Star Trek : Picard est revenue pour sa troisième et dernière saison au début de l’année et les retrouvailles tant attendues avec la Nouvelle Génération se concrétisent sur plusieurs fronts, notamment la révélation que Jean-Luc Picard (Patrick Stewart) et Beverly Crusher (Gates McFadden) ont un fils. Parallèlement à cette révélation, nous avons appris que les Changelings sont de retour et qu’ils veulent du sang, que Worf travaille désormais pour la Section 31 et que Riker et Troi ont des problèmes conjugaux. Nous avons également vu apparaître toute une série de nouveaux personnages grâce à la position de Seven of Nine (Jeri Ryan) en tant qu’officier en second de l’USS Titan, le vaisseau que Riker (Jonathan Frakes) et Picard ont réquisitionné lors de leur mission de sauvetage de Crusher. Sur le Titan, nous avons fait la connaissance de nouveaux alliés et de nouveaux ennemis, ainsi que de personnes qui se situent quelque part entre les deux.

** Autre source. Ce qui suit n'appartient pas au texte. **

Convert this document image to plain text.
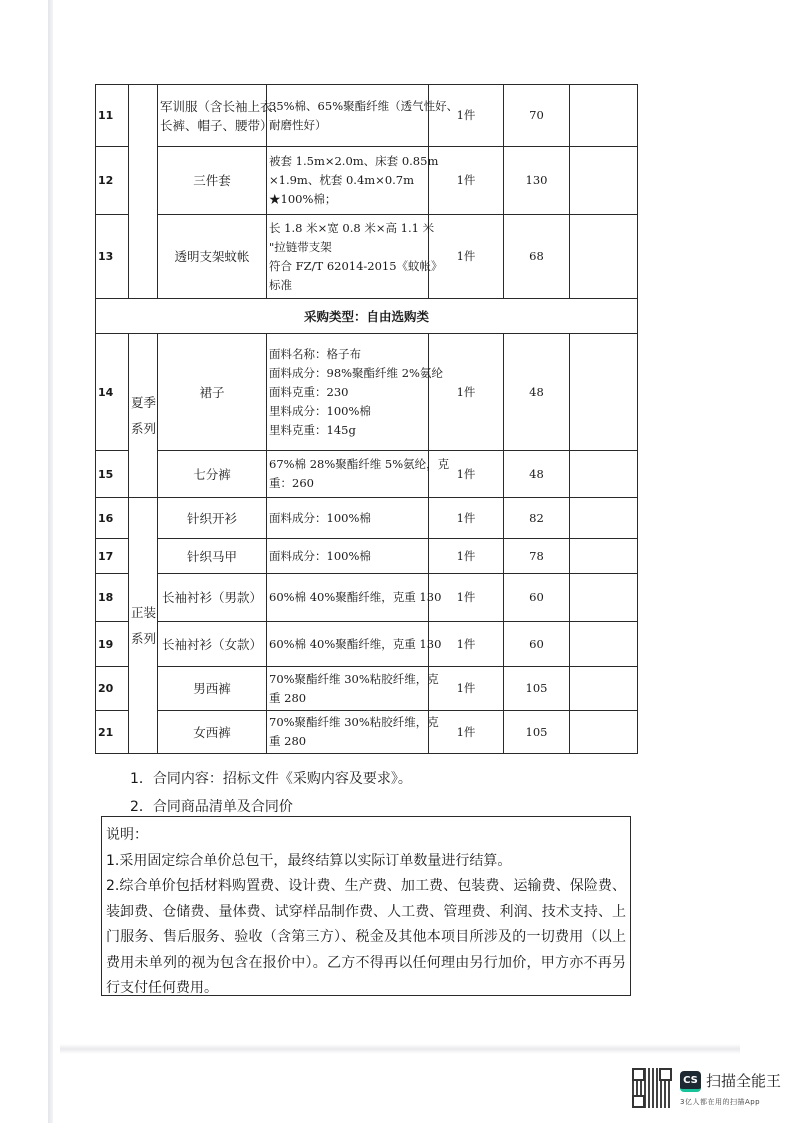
11		军训服（含长袖上衣、
长裤、帽子、腰带）	35%棉、65%聚酯纤维（透气性好、
耐磨性好）	1件	70	
12		三件套	被套 1.5m×2.0m、床套 0.85m
×1.9m、枕套 0.4m×0.7m
★100%棉；	1件	130	
13		透明支架蚊帐	长 1.8 米×宽 0.8 米×高 1.1 米
"拉链带支架
符合 FZ/T 62014-2015《蚊帐》
标准	1件	68	
采购类型：自由选购类						
14	夏季系列	裙子	面料名称：格子布
面料成分：98%聚酯纤维 2%氨纶
面料克重：230
里料成分：100%棉
里料克重：145g	1件	48	
15		七分裤	67%棉 28%聚酯纤维 5%氨纶，克
重：260	1件	48	
16	正装系列	针织开衫	面料成分：100%棉	1件	82	
17		针织马甲	面料成分：100%棉	1件	78	
18		长袖衬衫（男款）	60%棉 40%聚酯纤维，克重 130	1件	60	
19		长袖衬衫（女款）	60%棉 40%聚酯纤维，克重 130	1件	60	
20		男西裤	70%聚酯纤维 30%粘胶纤维，克
重 280	1件	105	
21		女西裤	70%聚酯纤维 30%粘胶纤维，克
重 280	1件	105	
1．合同内容：招标文件《采购内容及要求》。
2．合同商品清单及合同价

说明：

1.采用固定综合单价总包干，最终结算以实际订单数量进行结算。

2.综合单价包括材料购置费、设计费、生产费、加工费、包装费、运输费、保险费、装卸费、仓储费、量体费、试穿样品制作费、人工费、管理费、利润、技术支持、上门服务、售后服务、验收（含第三方）、税金及其他本项目所涉及的一切费用（以上费用未单列的视为包含在报价中）。乙方不得再以任何理由另行加价，甲方亦不再另行支付任何费用。

CS 扫描全能王
3亿人都在用的扫描App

Dans le premier épisode de la saison 3 de Picard, nous faisons la connaissance du capitaine Liam Shaw (Todd Stashwick), un patron sans états d’âme qui a une dent contre les Borgs. C’est également là que nous rencontrons l’enseigne « Crash » La Forge alias Sidney La Forge (Ashlei Sharpe Chestnut), la fille aînée de Geordi La Forge (LeVar Burton), un timonier désireux de plaire et prêt à tout pour protéger son équipage. En plus d’être de merveilleux ajouts à la série, ces deux personnages ont également contribué à expliquer une expérience queer trop commune d’une manière compréhensible pour n’importe quel téléspectateur.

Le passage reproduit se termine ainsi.